C++ : other one simple scope guard

Question

Lets ask you about this simple scope guard:

template <class T>
struct finop_t {
    T& t;
    ~finop_t() { t(); }
};
#define FINALLY__(l, cl) \
    auto FIN ## l ## clo = cl; \
    finop_t<decltype(FIN ## l ## clo)> FIN ## l ## fin { FIN ## l ## clo}
#define FINALLY_(l, cl) FINALLY__(l, cl)
#define FINALLY(...) FINALLY_(__LINE__, ([=](){__VA_ARGS__}))

int main() {
    FINALLY( std::cout << "hello" << std::endl ; );
    std::cout << "one" << std::endl;
    FINALLY( std::cout << "world" << std::endl ; );
    std::cout << "second" << std::endl;
    return 0;
}

Is it safe to rely on destruction order here? i.e. is it safe assume that ~finop_t() will be called before lambda destructor?

Answer 1

Destruction of local variables takes place in the inverse order of their construction.

And here's a more efficient way, which needs no references and uses copy-elision to construct the lambda in-place.

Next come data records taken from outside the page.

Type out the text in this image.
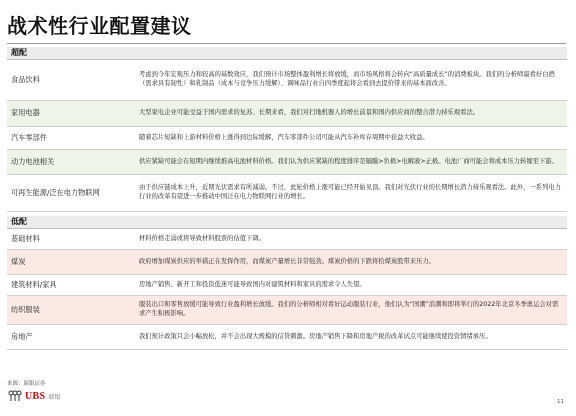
战术性行业配置建议
超配
食品饮料	考虑到今年宏观压力和较高的基数效应，我们预计市场整体盈利增长将放缓，而市场风格将会转向“高质量成长”的消费板块。我们的分析师最看好白酒（需求具有韧性）和乳制品（成本与竞争压力缓解）、调味品行业自四季度起将会看到去提价带来的基本面改善。
家用电器	大型家电企业可能受益于国内需求的复苏。长期来看，我们对扫地机器人的增长前景和国内供应商的整合潜力持乐观看法。
汽车零部件	随着芯片短缺和上游材料价格上涨得到边际缓解，汽车零部件公司可能从汽车补库存周期中获益大收益。
动力电池相关	供应紧缺可能会在短期内继续推高电池材料价格。我们认为供应紧缺的程度排序是隔膜>负极>电解液>正极。电池厂商可能会将成本压力转嫁至下游。
可再生能源/泛在电力物联网	由于供应链成本上升，近期光伏需求有所减弱。不过，此轮价格上涨可能已经开始见顶。我们对光伏行业的长期增长潜力持乐观看法。此外，一系列电力行业的改革有望进一步推动中国泛在电力物联网行业的增长。
低配
基础材料	材料价格走弱或将导致材料股票的估值下调。
煤炭	政府增加煤炭供应的举措正在发挥作用，而煤炭产量增长非常强劲。煤炭价格的下跌将拾煤炭股带来压力。
建筑材料/家具	房地产销售、新开工和投资低迷可能导致国内对建筑材料和家具的需求令人失望。
纺织服装	服装出口和零售放缓可能导致行业盈利增长放缓。我们的分析师相对看好运动服装行业，他们认为“国潮”浪潮和即将举行的2022年北京冬季奥运会对需求产生积极影响。
房地产	我们预计政策只会小幅放松，并不会出现大规模的信贷刺激。房地产销售下降和房地产税的改革试点可能继续使投资情绪承压。
来源：瑞银证券
UBS 瑞银
11
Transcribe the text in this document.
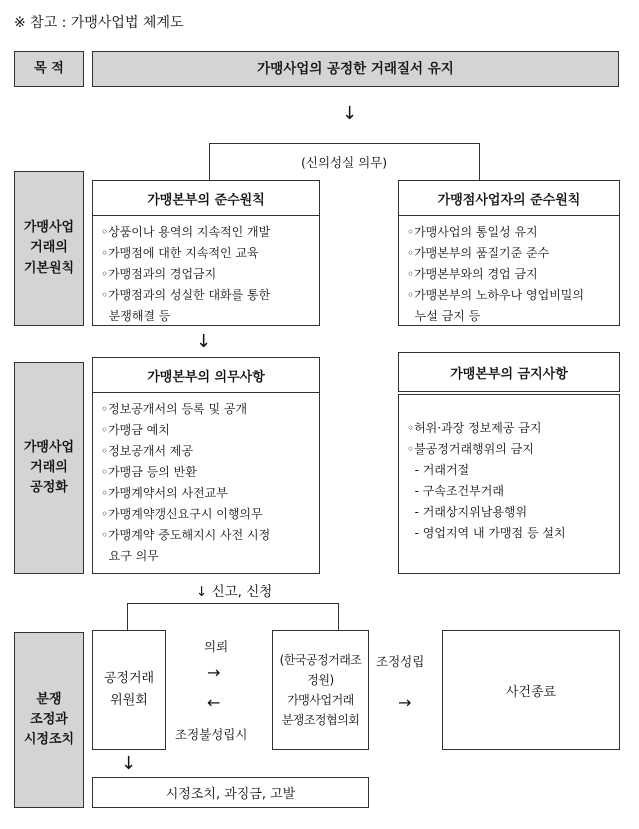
※ 참고 : 가맹사업법 체계도
목 적	가맹사업의 공정한 거래질서 유지
↓
(신의성실 의무)
가맹사업
거래의
기본원칙
가맹본부의 준수원칙
◦상품이나 용역의 지속적인 개발
◦가맹점에 대한 지속적인 교육
◦가맹점과의 경업금지
◦가맹점과의 성실한 대화를 통한
분쟁해결 등
가맹점사업자의 준수원칙
◦가맹사업의 통일성 유지
◦가맹본부의 품질기준 준수
◦가맹본부와의 경업 금지
◦가맹본부의 노하우나 영업비밀의
누설 금지 등
↓
가맹사업
거래의
공정화
가맹본부의 의무사항
◦정보공개서의 등록 및 공개
◦가맹금 예치
◦정보공개서 제공
◦가맹금 등의 반환
◦가맹계약서의 사전교부
◦가맹계약갱신요구시 이행의무
◦가맹계약 중도해지시 사전 시정
요구 의무
가맹본부의 금지사항
◦허위·과장 정보제공 금지
◦불공정거래행위의 금지
- 거래거절
- 구속조건부거래
- 거래상지위남용행위
- 영업지역 내 가맹점 등 설치
↓ 신고, 신청
분쟁
조정과
시정조치
공정거래
위원회
의뢰
→
←
조정불성립시
(한국공정거래조
정원)
가맹사업거래
분쟁조정협의회
조정성립
→
사건종료
↓
시정조치, 과징금, 고발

(note, you may want to consider [&] rather than [=], but that's for you to judge)

#include <iostream>

template <class T>
struct finop_t {
    finop_t(T&& t) : t(std::forward<T>(t)) {}
    T t;
    ~finop_t() { t(); }
};

template<class F>
finop_t<F> make_finop_t(F&& f)
{
    return finop_t<F>(std::forward<F>(f));
}

#define FINALLY__(l, cl) \
auto FIN ## l ## fin = make_finop_t(cl);

#define FINALLY_(l, cl) FINALLY__(l, cl)
#define FINALLY(...) FINALLY_(__LINE__, ([=](){__VA_ARGS__}))

int main() {
    FINALLY( std::cout << "hello" << std::endl ; );
    std::cout << "one" << std::endl;
    FINALLY( std::cout << "world" << std::endl ; );
    std::cout << "second" << std::endl;
    return 0;
}

Answer 2

Yes, it is safe. The macro stores a lambda in a local variable. The destruction order for local variables is fixed (in the reverse order of construction). Thus it is guaranteed that ~finop_t() destructor is called before the corresponding lambda (FIN ## l ## clo) destructor.